Chapter 6: Probability Distributions

A discrete random variable is defined as a quantity that can assume only specific values determined by chance, with standard notation using uppercase letters for the variable itself and lowercase letters for particular values it takes. A probability distribution presents all possible outcomes a discrete random variable may attain along with the likelihood of each outcome occurring, typically displayed as a table, bar chart, or line graph. The fundamental principle of probability distributions requires that all individual probabilities sum to exactly one, ensuring that the distribution accounts for every possible outcome. The concept of expectation, also called the expected value or mean, represents the long-run average result obtained by repeating an experiment many times, calculated by multiplying each possible value by its corresponding probability and summing these products. Understanding expectation alone is insufficient for fully characterizing a distribution, as it reveals only the central tendency without indicating how spread out or concentrated the values are around the mean.
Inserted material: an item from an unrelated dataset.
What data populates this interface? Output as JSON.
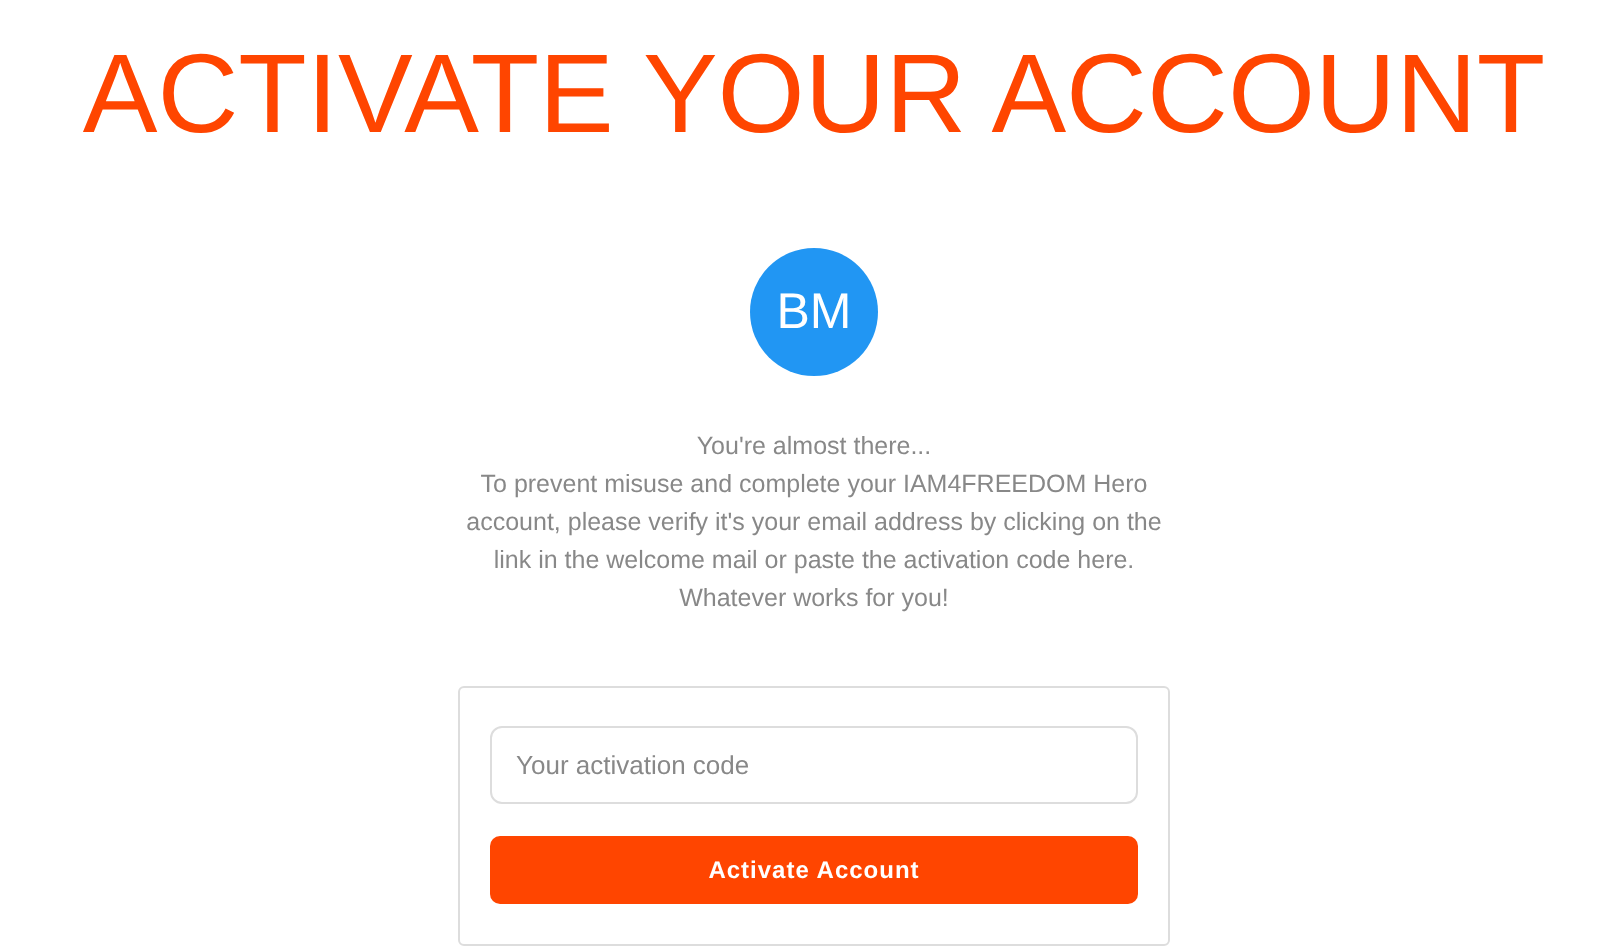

Variance and standard deviation measure the dispersion of a random variable around its expected value, quantifying whether outcomes cluster tightly near the mean or scatter widely across possible values. Variance is computed using the formula that takes the expected value of squared outcomes minus the square of the expected value, while standard deviation provides a more intuitive measure of spread by taking the square root of variance. Together, expectation and variance offer complementary information about the behavior of random variables, with expectation predicting the average long-term outcome and variance indicating the reliability and consistency of that prediction. These foundational concepts enable students to analyze real-world phenomena involving uncertainty and randomness.